Overview of water recycling on Earth. Via NITV

On Earth, recycling water is a relatively simple process: you boil the waste, and then cool the steam. However, without gravity, the contaminants in water never separate from the steam, no matter how much heat is used. To compensate for the lack of gravity, much of the recycling process takes place in a keg-sized distiller that spins to create an artificial gravity field. The contaminants in the urine press against the sides of the drum while the steam gathers in the middle and is pumped through a charcoal-like filter. Finally, chemical compounds are used to bond with the remaining contaminants so filters can pick them out of the water. The leftover waste is removed via a high-temperature assembly; the water is tested, and impure water is reprocessed, while clean water is sent to storage tanks.   Unfortunately, it seems that nothing is easy in space, not even using the bathroom. However, thanks to a number of determined individuals, the Water Recovery System aboard the ISS reclaims almost 93% of the wastewater that is produced by the crew. This system reduces the resources that need to be shuttled from Earth by more than15,000 pounds (6800 kg) per year. Ultimately, this recycling system allows the ISS to support 6 crew members, instead of the previous 3.

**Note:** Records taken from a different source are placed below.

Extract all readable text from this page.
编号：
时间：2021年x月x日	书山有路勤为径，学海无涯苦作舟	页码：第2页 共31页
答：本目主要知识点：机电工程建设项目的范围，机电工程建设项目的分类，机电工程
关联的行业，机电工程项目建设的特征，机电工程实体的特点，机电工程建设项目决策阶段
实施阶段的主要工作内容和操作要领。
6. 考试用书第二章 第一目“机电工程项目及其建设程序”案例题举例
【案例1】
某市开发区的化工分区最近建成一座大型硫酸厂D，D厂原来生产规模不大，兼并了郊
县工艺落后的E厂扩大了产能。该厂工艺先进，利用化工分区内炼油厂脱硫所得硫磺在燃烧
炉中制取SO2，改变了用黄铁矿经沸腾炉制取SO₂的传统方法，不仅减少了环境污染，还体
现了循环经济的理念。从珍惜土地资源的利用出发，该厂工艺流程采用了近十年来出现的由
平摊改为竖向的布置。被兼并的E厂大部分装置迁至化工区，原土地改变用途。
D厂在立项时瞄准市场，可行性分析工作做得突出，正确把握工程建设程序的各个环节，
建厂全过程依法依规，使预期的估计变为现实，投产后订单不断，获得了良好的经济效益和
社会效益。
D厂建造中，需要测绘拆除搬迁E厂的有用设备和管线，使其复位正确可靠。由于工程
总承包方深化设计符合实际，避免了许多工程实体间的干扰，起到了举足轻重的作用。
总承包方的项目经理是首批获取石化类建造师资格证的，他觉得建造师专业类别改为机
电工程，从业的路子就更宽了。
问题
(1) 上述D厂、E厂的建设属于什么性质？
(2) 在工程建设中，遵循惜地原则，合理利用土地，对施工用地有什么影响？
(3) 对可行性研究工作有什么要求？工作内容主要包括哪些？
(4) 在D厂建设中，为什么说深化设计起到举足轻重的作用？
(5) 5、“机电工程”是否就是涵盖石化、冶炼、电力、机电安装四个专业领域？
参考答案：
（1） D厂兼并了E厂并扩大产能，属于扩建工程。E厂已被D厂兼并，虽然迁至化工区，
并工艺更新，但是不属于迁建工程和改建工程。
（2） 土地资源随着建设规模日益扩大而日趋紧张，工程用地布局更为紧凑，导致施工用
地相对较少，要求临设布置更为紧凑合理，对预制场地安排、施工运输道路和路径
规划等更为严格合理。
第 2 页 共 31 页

A NASA image depicting the ISS over Earth

But 93% simply isn’t good enough. We need to make up for the lost water by shuttling additional reserves to the ISS, a costly and time consuming procedure, one that will not be possibly on long term extra solar missions. If we are going to make it to the stars, we’re going to need to get a lot better at recycling. Personally, I can’t wait until we figured out how to make a ship that recycles wastewater at 100%… because nothing is better than celebrating a scientific achievement with a gulp of something you excreted just a few days before.